Gustavo Damian Danemann Soto and Sevilla Tovar, Editors-in-Chief

   Select UC High students may qualify to pay almost 95 percent less for their Advance Placement (AP) exams this school year, paying 5 dollars rather than 97 dollars for each exam they sign up for.

According to UC High Counselor Shauna Van Bemmel, the AP test coordinator for the school, the first step in applying for the reduced price is for the student to be registered for the AP exam(s) they are looking to take. “All students sign up to take an AP exam through their MyAP account that they have on the College Board [Company that organizes AP test- taking] website,” she said.

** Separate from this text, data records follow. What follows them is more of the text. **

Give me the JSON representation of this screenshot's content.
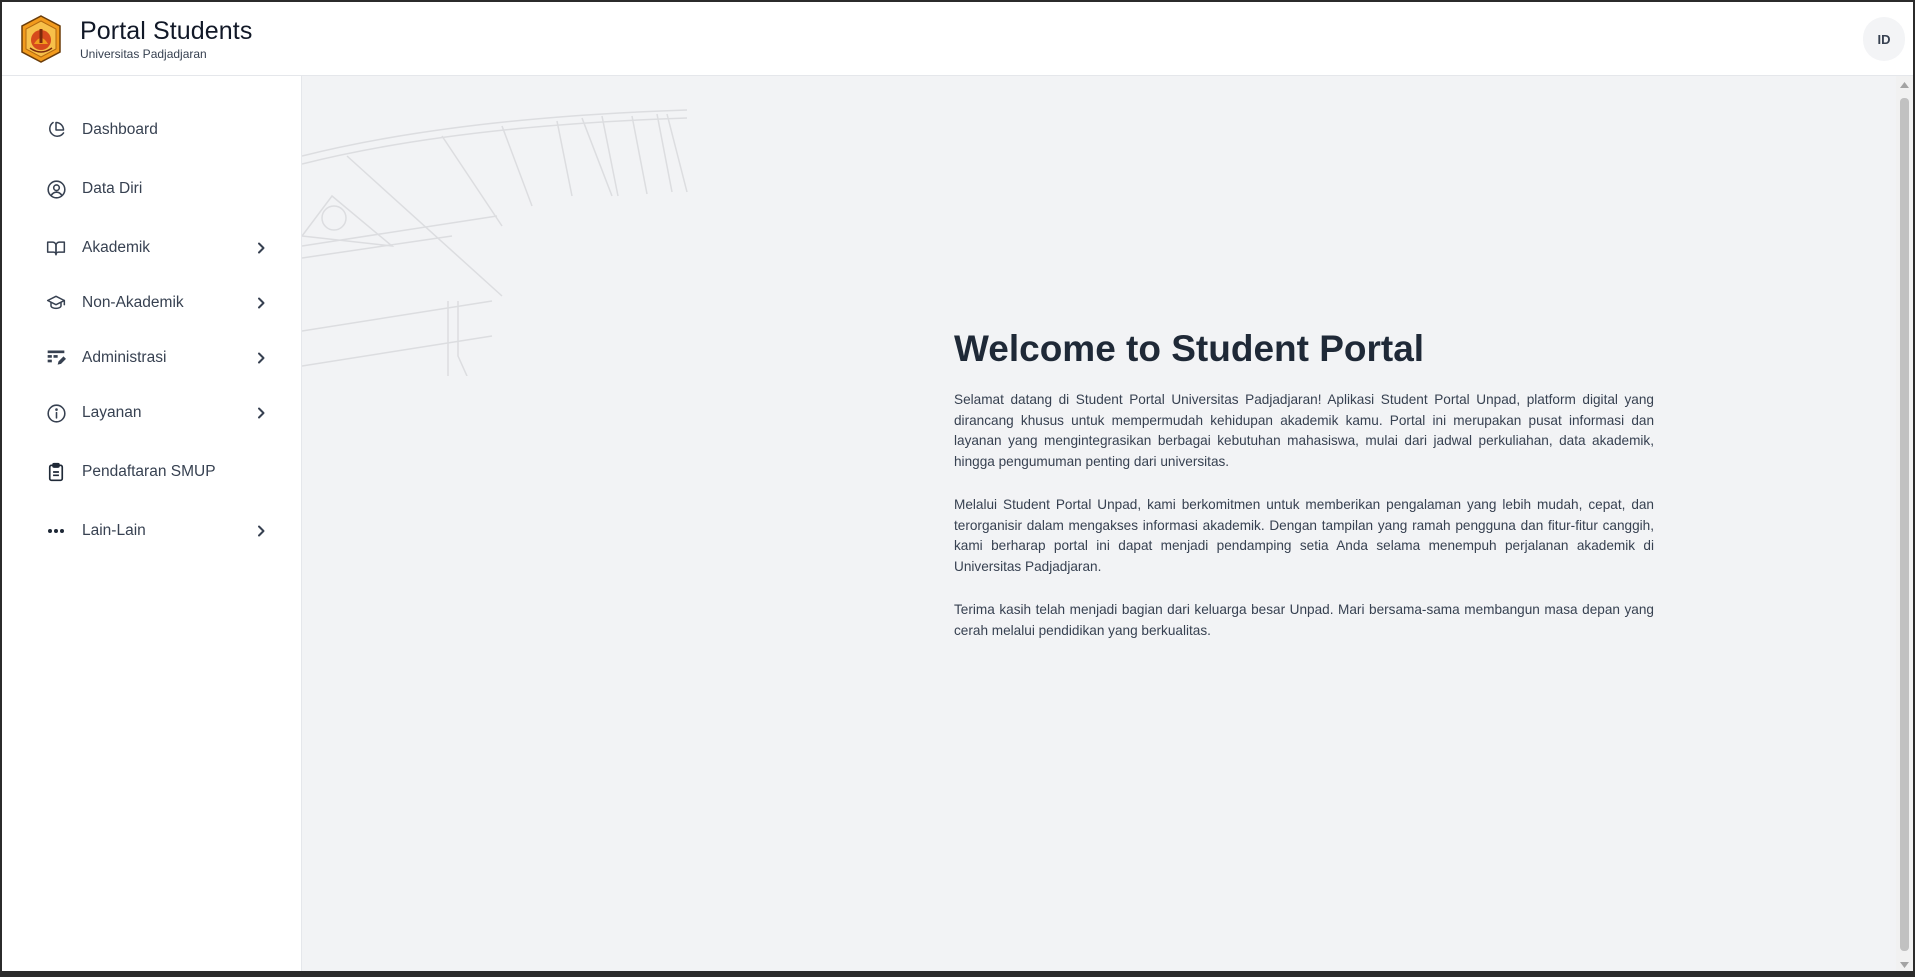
{
  "header": {
    "title": "Portal Students",
    "subtitle": "Universitas Padjadjaran",
    "logo_icon": "unpad-crest-icon",
    "language_label": "ID"
  },
  "sidebar": {
    "items": [
      {
        "label": "Dashboard",
        "icon": "pie-chart-icon",
        "has_submenu": false
      },
      {
        "label": "Data Diri",
        "icon": "user-circle-icon",
        "has_submenu": false
      },
      {
        "label": "Akademik",
        "icon": "open-book-icon",
        "has_submenu": true
      },
      {
        "label": "Non-Akademik",
        "icon": "graduation-cap-icon",
        "has_submenu": true
      },
      {
        "label": "Administrasi",
        "icon": "table-edit-icon",
        "has_submenu": true
      },
      {
        "label": "Layanan",
        "icon": "info-icon",
        "has_submenu": true
      },
      {
        "label": "Pendaftaran SMUP",
        "icon": "clipboard-icon",
        "has_submenu": false
      },
      {
        "label": "Lain-Lain",
        "icon": "more-dots-icon",
        "has_submenu": true
      }
    ]
  },
  "main": {
    "title": "Welcome to Student Portal",
    "paragraphs": [
      "Selamat datang di Student Portal Universitas Padjadjaran! Aplikasi Student Portal Unpad, platform digital yang dirancang khusus untuk mempermudah kehidupan akademik kamu. Portal ini merupakan pusat informasi dan layanan yang mengintegrasikan berbagai kebutuhan mahasiswa, mulai dari jadwal perkuliahan, data akademik, hingga pengumuman penting dari universitas.",
      "Melalui Student Portal Unpad, kami berkomitmen untuk memberikan pengalaman yang lebih mudah, cepat, dan terorganisir dalam mengakses informasi akademik. Dengan tampilan yang ramah pengguna dan fitur-fitur canggih, kami berharap portal ini dapat menjadi pendamping setia Anda selama menempuh perjalanan akademik di Universitas Padjadjaran.",
      "Terima kasih telah menjadi bagian dari keluarga besar Unpad. Mari bersama-sama membangun masa depan yang cerah melalui pendidikan yang berkualitas."
    ]
  },
  "colors": {
    "main_background": "#f2f3f5",
    "logo_orange": "#f29b1d",
    "logo_red": "#c0392b",
    "text_dark": "#1f2937"
  }
}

According to the San Diego Unified School District AP website, parents can apply for reduced AP Test fees by entering Local Control Funding Formula (LCFF) data in the PowerSchool Parent Portal. Once signed into PowerSchool, parents can find this short survey by clicking on the LCFF Data Collection icon near the bottom of the navigation menu (sites.google.com/ sandi.net/sdusdap).

   Van Bemmel said, “A student then qualifies for a fee waiver if the family income is a certain amount. If the student does qualify for a fee waiver, Rachel Amato (Advance Studies Resource Teacher), who oversees AP, sends the student an invoice with how much they owe for their AP exam(s).”

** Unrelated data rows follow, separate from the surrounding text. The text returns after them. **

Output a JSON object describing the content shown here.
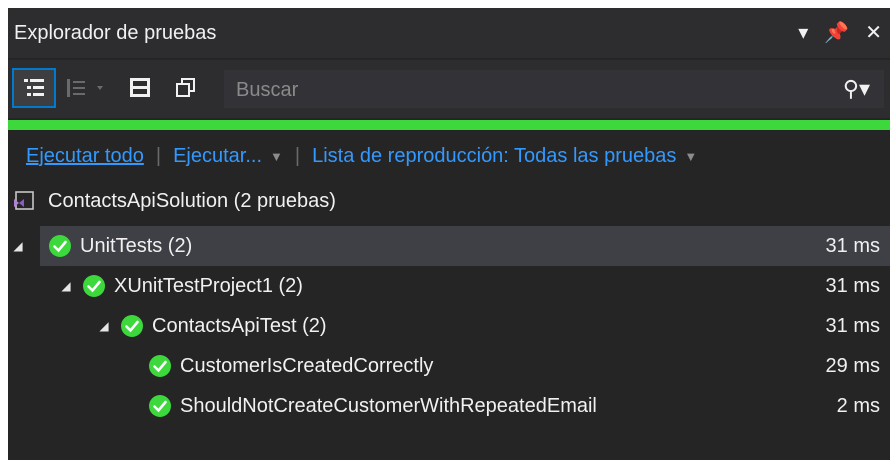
{
  "window": {
    "title": "Explorador de pruebas",
    "controls": [
      "dropdown-caret",
      "pin",
      "close"
    ]
  },
  "toolbar": {
    "search_placeholder": "Buscar"
  },
  "progress": {
    "fraction_passed": 1.0,
    "color": "#3cd83c"
  },
  "actions": {
    "run_all": "Ejecutar todo",
    "run": "Ejecutar...",
    "playlist": "Lista de reproducción: Todas las pruebas"
  },
  "solution": {
    "label": "ContactsApiSolution (2 pruebas)"
  },
  "tree": [
    {
      "label": "UnitTests (2)",
      "duration": "31 ms",
      "level": 0,
      "expanded": true,
      "selected": true
    },
    {
      "label": "XUnitTestProject1 (2)",
      "duration": "31 ms",
      "level": 1,
      "expanded": true
    },
    {
      "label": "ContactsApiTest (2)",
      "duration": "31 ms",
      "level": 2,
      "expanded": true
    },
    {
      "label": "CustomerIsCreatedCorrectly",
      "duration": "29 ms",
      "level": 3
    },
    {
      "label": "ShouldNotCreateCustomerWithRepeatedEmail",
      "duration": "2 ms",
      "level": 3
    }
  ],
  "colors": {
    "background": "#252526",
    "link": "#3399ff",
    "success": "#3cd83c",
    "selection": "#3f3f46"
  }
}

Finding further instructions requires a multi-step search: Upon googling “AP San Diego Unified,” one can access the San Diego Unified deeplink named “College Prep/Voluntary Tests,” at the bottom of which, there is a hyperlink for the “Advanced Studies website.” This then redirects a person to the District’s Google Site, in which one can click on the Advanced Placement button that redirects to the sub-site with the link to the district’s AP Exam website. There, an aqua blue box should appear at the top, where clicking on the Details Here icon will provide a PDF with all the instructions to turn in your LCFF Form (the survey must be submitted by October 30).

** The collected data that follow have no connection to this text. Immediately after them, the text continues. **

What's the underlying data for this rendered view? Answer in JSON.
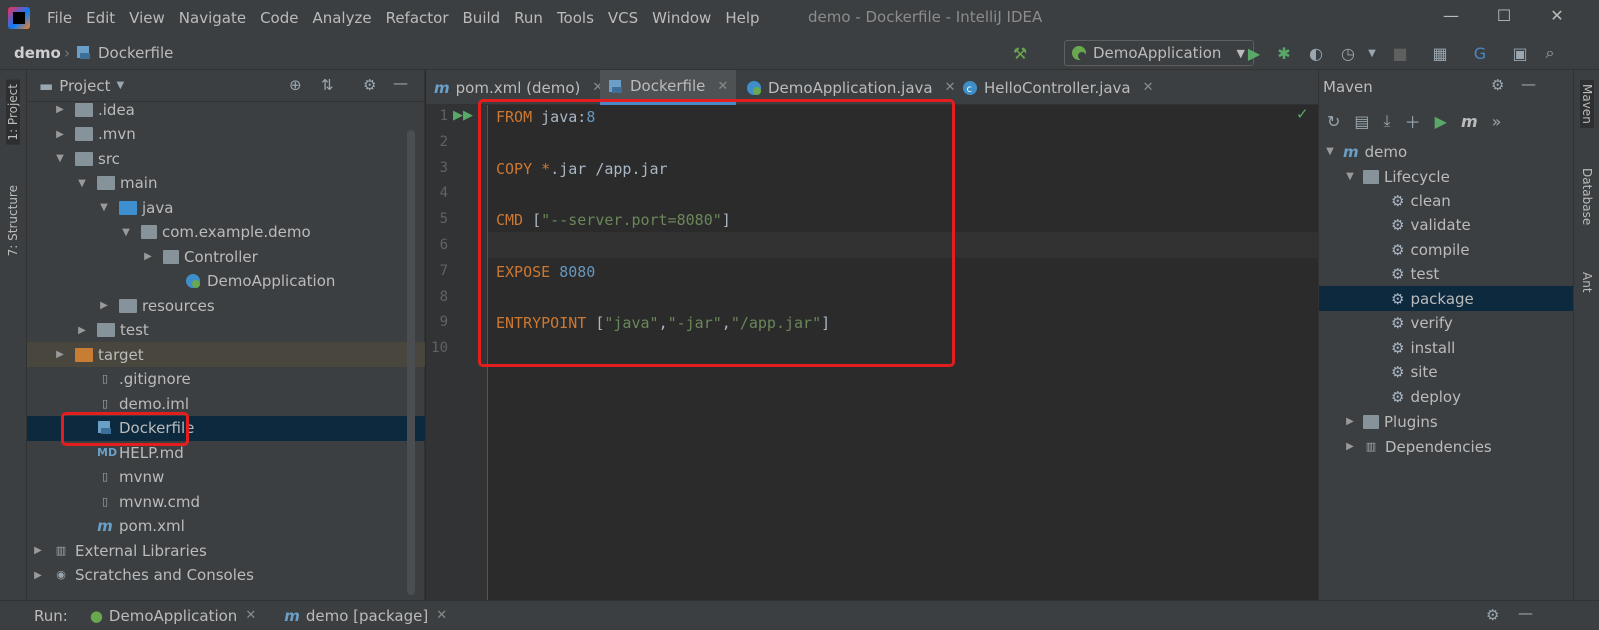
{
  "menu": [
    "File",
    "Edit",
    "View",
    "Navigate",
    "Code",
    "Analyze",
    "Refactor",
    "Build",
    "Run",
    "Tools",
    "VCS",
    "Window",
    "Help"
  ],
  "window_title": "demo - Dockerfile - IntelliJ IDEA",
  "window_controls": {
    "minimize": "—",
    "maximize": "☐",
    "close": "✕"
  },
  "breadcrumb": {
    "project": "demo",
    "file": "Dockerfile"
  },
  "run_config": "DemoApplication",
  "left_tabs": {
    "project": "1: Project",
    "structure": "7: Structure"
  },
  "right_tabs": {
    "maven": "Maven",
    "database": "Database",
    "ant": "Ant"
  },
  "project_panel": {
    "title": "Project",
    "tree": [
      {
        "label": ".idea",
        "kind": "folder",
        "depth": 1,
        "arrow": "▶"
      },
      {
        "label": ".mvn",
        "kind": "folder",
        "depth": 1,
        "arrow": "▶"
      },
      {
        "label": "src",
        "kind": "folder",
        "depth": 1,
        "arrow": "▼"
      },
      {
        "label": "main",
        "kind": "folder",
        "depth": 2,
        "arrow": "▼"
      },
      {
        "label": "java",
        "kind": "folder-blue",
        "depth": 3,
        "arrow": "▼"
      },
      {
        "label": "com.example.demo",
        "kind": "package",
        "depth": 4,
        "arrow": "▼"
      },
      {
        "label": "Controller",
        "kind": "package",
        "depth": 5,
        "arrow": "▶"
      },
      {
        "label": "DemoApplication",
        "kind": "spring-class",
        "depth": 6,
        "arrow": ""
      },
      {
        "label": "resources",
        "kind": "resources",
        "depth": 3,
        "arrow": "▶"
      },
      {
        "label": "test",
        "kind": "folder",
        "depth": 2,
        "arrow": "▶"
      },
      {
        "label": "target",
        "kind": "folder-orange",
        "depth": 1,
        "arrow": "▶"
      },
      {
        "label": ".gitignore",
        "kind": "file",
        "depth": 2,
        "arrow": ""
      },
      {
        "label": "demo.iml",
        "kind": "file",
        "depth": 2,
        "arrow": ""
      },
      {
        "label": "Dockerfile",
        "kind": "docker",
        "depth": 2,
        "arrow": ""
      },
      {
        "label": "HELP.md",
        "kind": "md",
        "depth": 2,
        "arrow": ""
      },
      {
        "label": "mvnw",
        "kind": "file",
        "depth": 2,
        "arrow": ""
      },
      {
        "label": "mvnw.cmd",
        "kind": "file",
        "depth": 2,
        "arrow": ""
      },
      {
        "label": "pom.xml",
        "kind": "maven",
        "depth": 2,
        "arrow": ""
      },
      {
        "label": "External Libraries",
        "kind": "libs",
        "depth": 0,
        "arrow": "▶"
      },
      {
        "label": "Scratches and Consoles",
        "kind": "scratch",
        "depth": 0,
        "arrow": "▶"
      }
    ]
  },
  "editor_tabs": [
    {
      "label": "pom.xml (demo)",
      "icon": "maven-icon"
    },
    {
      "label": "Dockerfile",
      "icon": "docker-icon"
    },
    {
      "label": "DemoApplication.java",
      "icon": "spring-class-icon"
    },
    {
      "label": "HelloController.java",
      "icon": "class-icon"
    }
  ],
  "code_lines": [
    {
      "n": "1",
      "tokens": [
        {
          "t": "FROM",
          "c": "kw"
        },
        {
          "t": " java:",
          "c": ""
        },
        {
          "t": "8",
          "c": "num"
        }
      ]
    },
    {
      "n": "2",
      "tokens": []
    },
    {
      "n": "3",
      "tokens": [
        {
          "t": "COPY",
          "c": "kw"
        },
        {
          "t": " ",
          "c": ""
        },
        {
          "t": "*",
          "c": "kw"
        },
        {
          "t": ".jar /app.jar",
          "c": ""
        }
      ]
    },
    {
      "n": "4",
      "tokens": []
    },
    {
      "n": "5",
      "tokens": [
        {
          "t": "CMD",
          "c": "kw"
        },
        {
          "t": " [",
          "c": ""
        },
        {
          "t": "\"--server.port=8080\"",
          "c": "str"
        },
        {
          "t": "]",
          "c": ""
        }
      ]
    },
    {
      "n": "6",
      "tokens": []
    },
    {
      "n": "7",
      "tokens": [
        {
          "t": "EXPOSE",
          "c": "kw"
        },
        {
          "t": " ",
          "c": ""
        },
        {
          "t": "8080",
          "c": "num"
        }
      ]
    },
    {
      "n": "8",
      "tokens": []
    },
    {
      "n": "9",
      "tokens": [
        {
          "t": "ENTRYPOINT",
          "c": "kw"
        },
        {
          "t": " [",
          "c": ""
        },
        {
          "t": "\"java\"",
          "c": "str"
        },
        {
          "t": ",",
          "c": ""
        },
        {
          "t": "\"-jar\"",
          "c": "str"
        },
        {
          "t": ",",
          "c": ""
        },
        {
          "t": "\"/app.jar\"",
          "c": "str"
        },
        {
          "t": "]",
          "c": ""
        }
      ]
    },
    {
      "n": "10",
      "tokens": []
    }
  ],
  "maven_panel": {
    "title": "Maven",
    "project": "demo",
    "lifecycle": "Lifecycle",
    "phases": [
      "clean",
      "validate",
      "compile",
      "test",
      "package",
      "verify",
      "install",
      "site",
      "deploy"
    ],
    "selected_phase": "package",
    "plugins": "Plugins",
    "dependencies": "Dependencies"
  },
  "bottom_bar": {
    "run_label": "Run:",
    "tabs": [
      "DemoApplication",
      "demo [package]"
    ]
  },
  "colors": {
    "highlight": "#e41e1e",
    "selection": "#0d293e",
    "keyword": "#cc7832",
    "number": "#6897bb",
    "string": "#6a8759"
  }
}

   Information on the subject is scarce, which Head Counselor Kelsey Bradshaw believes is because of the College Board being a for-profit company. She said, “It’s nice that they can offer [reduced cost exams], but I don’t know if they really want to advertise it. Especially since, over the last couple of years, we’ve changed how someone is qualified to receive this reduction.”

Before the LCFF form, one could get a 5 dollar test if they qualified for reduced lunch as well, according to Bradshaw. She stressed the importance of a lower AP exam fee: “I don’t think your family’s financial barriers should impact whether or not you get to take this test that you’ve essentially been studying for during ten months.”

   Van Bemmel shared that 792 AP exams were administered to UC High students last year and around 577 students are enrolled in AP courses this year.

Junior Hannah González Hernández, who has taken a handful of Advanced Placement classes, shared that she knows of people who took advantage of the 5 dollar exam option and were able to pass their tests in Spring. She said, “[Lower test costs] allow kids of all backgrounds to achieve academic success and challenge themselves with these courses.”